Hamshika spent two months in Kigali’s military hospital being treated for her injuries. Then she and her father were moved to a two-room flat near a main road leading to the airport.
Their building was next to a courtyard with bars, and the nights were loud with music and drunk people talking and shouting.
After their flat was burgled twice, Hamshika’s father started moving the couch in front of the door every night to sleep there, fearing someone might try to break in again.
As the only Sri Lankans in the neighbourhood, they stood out and not everyone took kindly to them being there. Some locals would shout at them or make threats. Once, her father was attacked on the street when he went out to buy groceries with the small weekly allowance provided by BIOT.
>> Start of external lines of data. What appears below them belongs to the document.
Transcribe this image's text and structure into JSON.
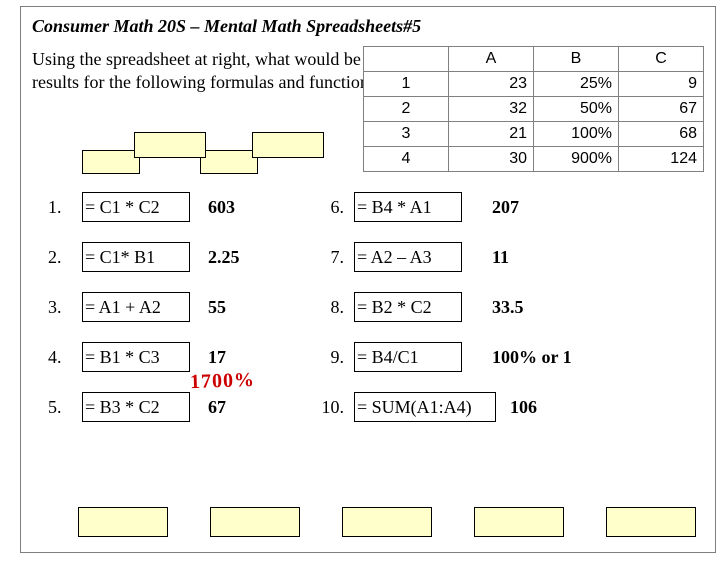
{
  "title": "Consumer Math 20S – Mental Math   Spreadsheets#5",
  "intro": "Using the spreadsheet at right, what would be the results for the following formulas and functions?",
  "sheet": {
    "cols": [
      "A",
      "B",
      "C"
    ],
    "rows": [
      {
        "n": "1",
        "a": "23",
        "b": "25%",
        "c": "9"
      },
      {
        "n": "2",
        "a": "32",
        "b": "50%",
        "c": "67"
      },
      {
        "n": "3",
        "a": "21",
        "b": "100%",
        "c": "68"
      },
      {
        "n": "4",
        "a": "30",
        "b": "900%",
        "c": "124"
      }
    ]
  },
  "left": [
    {
      "num": "1.",
      "formula": "= C1 * C2",
      "answer": "603"
    },
    {
      "num": "2.",
      "formula": "= C1* B1",
      "answer": "2.25"
    },
    {
      "num": "3.",
      "formula": "= A1 + A2",
      "answer": "55"
    },
    {
      "num": "4.",
      "formula": "= B1 * C3",
      "answer": "17"
    },
    {
      "num": "5.",
      "formula": "= B3 * C2",
      "answer": "67"
    }
  ],
  "right": [
    {
      "num": "6.",
      "formula": "= B4 * A1",
      "answer": "207"
    },
    {
      "num": "7.",
      "formula": "= A2 – A3",
      "answer": "11"
    },
    {
      "num": "8.",
      "formula": "= B2 * C2",
      "answer": "33.5"
    },
    {
      "num": "9.",
      "formula": "= B4/C1",
      "answer": "100% or 1"
    },
    {
      "num": "10.",
      "formula": "= SUM(A1:A4)",
      "answer": "106"
    }
  ],
  "handwritten": "1700%"
}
Still, the two had their own space, running water and could cook for themselves. They were given phones and could call their family in Sri Lanka. But Hamshika says she still felt like she was living in an open-air prison.
In Diego Garcia, Hamshika was not allowed to claim asylum in the UK, but BIOT also provided a letter recognising that her life would be at risk if she was deported back to Sri Lanka.
Officially, Hamshika had been sent to Rwanda for medical treatment. But at the time, the UK also considered the country a viable destination for asylum seekers like Hamshika. The UK-Rwanda deal aimed to deport asylum seekers to Rwanda, where their applications would be processed and those granted refugee status would be allowed to stay there.
In Rwanda, locked in a state of limbo, without information about her future, Hamshika’s situation deteriorated. She says she was sexually abused by Rwandan nurses and refused to return to the hospital. When she reported the abuse and an attack on her father to the Rwandan police, she says her complaints were not taken seriously and she was told the experiences were “normal”.
During her treatment sessions for post-traumatic stress disorder (PTSD) - diagnosed by medics in Diego Garcia and Rwanda - she felt the doctors were uninterested, telling her the time was up as she talked about her distress.
She was eventually readmitted to hospital after another suicide attempt in early 2024.